While the Globe compared Massachusetts to other States in its rate of bench trial not guilty verdicts, the Globe did not consider that other police departments around the country routinely record not only the booking but have police cruiser camera. The suggestion that video should not be used because it may not be incriminating as the State police would like is clearly an attempt to keep relevant evidence from a judge or jury and keep control of the evidence in the hands of police officers. With video in OUI cases, there would be objective evidence, precluding officers from overstating and exaggerating conclusions that a motorist is under the influence of alcohol. Instead, without video, the only method to challenge an officer's opinion is through cross examination.

Judges are clearly entitled to consider lack of evidence in determining proof beyond a reasonable doubt. The Globe article overlooks the fact that the Massachusetts Supreme Judicial Court held in the confession context that it favors the recording of confessions and would allow a jury instruction, telling the jury they can view an unrecorded confession with skepticism, in a case where the police fail to record an alleged confession. Clearly, there is a preference to have the most reliable evidence brought to the attention of a judge or jury and by not recording the booking, the State police is depriving the court of reliable evidence that could be easily made available.

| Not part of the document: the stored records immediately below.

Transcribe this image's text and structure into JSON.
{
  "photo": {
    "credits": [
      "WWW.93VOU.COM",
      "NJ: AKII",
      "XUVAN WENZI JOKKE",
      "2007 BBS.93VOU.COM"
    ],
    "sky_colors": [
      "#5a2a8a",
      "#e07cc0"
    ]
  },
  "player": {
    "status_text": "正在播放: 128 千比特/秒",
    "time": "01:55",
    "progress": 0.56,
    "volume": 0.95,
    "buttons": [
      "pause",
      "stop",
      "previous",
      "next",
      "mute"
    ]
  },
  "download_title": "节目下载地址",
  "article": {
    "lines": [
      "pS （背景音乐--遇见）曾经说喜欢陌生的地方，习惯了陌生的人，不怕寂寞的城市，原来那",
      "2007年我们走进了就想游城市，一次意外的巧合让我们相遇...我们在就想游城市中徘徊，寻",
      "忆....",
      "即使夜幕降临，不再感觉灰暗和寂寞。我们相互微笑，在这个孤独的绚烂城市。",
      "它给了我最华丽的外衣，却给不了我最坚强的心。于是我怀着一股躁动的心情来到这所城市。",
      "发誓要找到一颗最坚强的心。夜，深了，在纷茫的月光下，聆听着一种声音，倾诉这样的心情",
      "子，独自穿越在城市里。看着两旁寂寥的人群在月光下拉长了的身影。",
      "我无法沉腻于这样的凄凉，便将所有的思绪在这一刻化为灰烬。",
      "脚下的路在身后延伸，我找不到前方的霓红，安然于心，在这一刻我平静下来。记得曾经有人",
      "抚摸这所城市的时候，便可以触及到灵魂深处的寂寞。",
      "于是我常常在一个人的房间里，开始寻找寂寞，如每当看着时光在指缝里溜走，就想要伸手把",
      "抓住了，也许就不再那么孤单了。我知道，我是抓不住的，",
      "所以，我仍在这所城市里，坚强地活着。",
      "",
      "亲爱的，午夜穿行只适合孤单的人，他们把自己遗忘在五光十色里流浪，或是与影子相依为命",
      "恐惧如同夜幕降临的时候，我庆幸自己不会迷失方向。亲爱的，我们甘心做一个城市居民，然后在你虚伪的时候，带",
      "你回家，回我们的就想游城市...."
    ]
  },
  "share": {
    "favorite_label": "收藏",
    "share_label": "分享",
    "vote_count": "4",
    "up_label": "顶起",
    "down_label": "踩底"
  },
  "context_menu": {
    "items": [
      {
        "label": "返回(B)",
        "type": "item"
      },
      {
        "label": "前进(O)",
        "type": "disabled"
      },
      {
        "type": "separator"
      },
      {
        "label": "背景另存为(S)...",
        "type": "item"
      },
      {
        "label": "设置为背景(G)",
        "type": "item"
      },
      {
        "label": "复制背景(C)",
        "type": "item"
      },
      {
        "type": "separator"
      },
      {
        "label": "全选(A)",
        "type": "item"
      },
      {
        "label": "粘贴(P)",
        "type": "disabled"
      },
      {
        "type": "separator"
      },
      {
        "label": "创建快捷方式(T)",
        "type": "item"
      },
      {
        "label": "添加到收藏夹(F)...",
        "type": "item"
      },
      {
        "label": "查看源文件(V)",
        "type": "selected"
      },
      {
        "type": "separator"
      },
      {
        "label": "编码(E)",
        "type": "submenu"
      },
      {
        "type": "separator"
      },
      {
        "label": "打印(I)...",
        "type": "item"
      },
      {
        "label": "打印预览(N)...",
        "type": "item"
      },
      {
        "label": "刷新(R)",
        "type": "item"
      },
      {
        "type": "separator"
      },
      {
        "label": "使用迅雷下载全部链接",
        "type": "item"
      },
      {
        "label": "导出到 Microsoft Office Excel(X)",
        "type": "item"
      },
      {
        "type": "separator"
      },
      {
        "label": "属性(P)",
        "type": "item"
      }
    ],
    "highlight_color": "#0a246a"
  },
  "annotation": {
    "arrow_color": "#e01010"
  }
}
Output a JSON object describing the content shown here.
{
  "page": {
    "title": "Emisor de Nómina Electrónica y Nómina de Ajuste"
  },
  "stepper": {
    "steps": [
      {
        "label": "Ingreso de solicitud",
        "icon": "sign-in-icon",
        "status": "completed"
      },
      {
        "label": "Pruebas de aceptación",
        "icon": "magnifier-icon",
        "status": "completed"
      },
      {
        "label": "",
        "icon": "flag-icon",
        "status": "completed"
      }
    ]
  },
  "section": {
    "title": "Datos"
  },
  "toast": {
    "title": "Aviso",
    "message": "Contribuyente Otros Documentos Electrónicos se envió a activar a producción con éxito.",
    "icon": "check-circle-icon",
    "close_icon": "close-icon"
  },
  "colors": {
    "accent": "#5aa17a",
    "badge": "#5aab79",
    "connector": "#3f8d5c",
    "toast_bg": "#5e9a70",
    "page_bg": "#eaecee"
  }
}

As a Massachusetts OUI lawyer, the idea that judges will be monitored by the press or judiciary with some statistic regarding OUI conviction rates may force more attorney to elect jury trials in drunk driving cases. This week the Massachusetts SJC announced that it would also undertake an investigation into the Globe report.

The decision whether to elect a bench or jury trial is always a difficult decision. The Globe special report may not only influence how judges rule in bench trials, but could influence potential jurors and attorney will have to seek more questioning during jury selection regarding a juror's views on the Boston Globe report and their knowledge of it and views on the accuracy of the content.

Increased 1st Offense OUI Penalties in Massachusetts proposed by Mother's Against Drunk Driving

November 2, 2011

Mother's Against Drunk Driving has urged Massachusetts legislatures to enact legislation that would require anyone convicted of even a First Offense Massachusetts OUI charge to have the ignition interlock device installed in their vehicle. This was according to a Patriot Ledger news report by Christian Schiavone.

Under the current version of Massachusetts OUI laws only a Second Offense requires an individual to have the ignition interlock device installed.

The legislation is being pushed by the family of Melanie Powell who pushed for more stringent penalties in the 2004 revisions to Massachusetts OUI laws now referred to as Melanie's Law. Ron Personi the grandfather of Melanie spoke about the proposed changes on the Sixth Anniversary of Melanie's Law.

Statistics show that since the passage of Melanie's law OUI fatalities in Massachusetts have decreased by 24%. Ignition Interlock legislation is a priority for Mother's Against Drunk Driving. Currently 27 States have an ignition interlock requirement for first time offenders.

The threat of ignition interlock legislation would make it more imperative for anyone charged with a Massachusetts OUI offense to hire an experienced attorney to ensure that there case can be proven by the Commonwealth.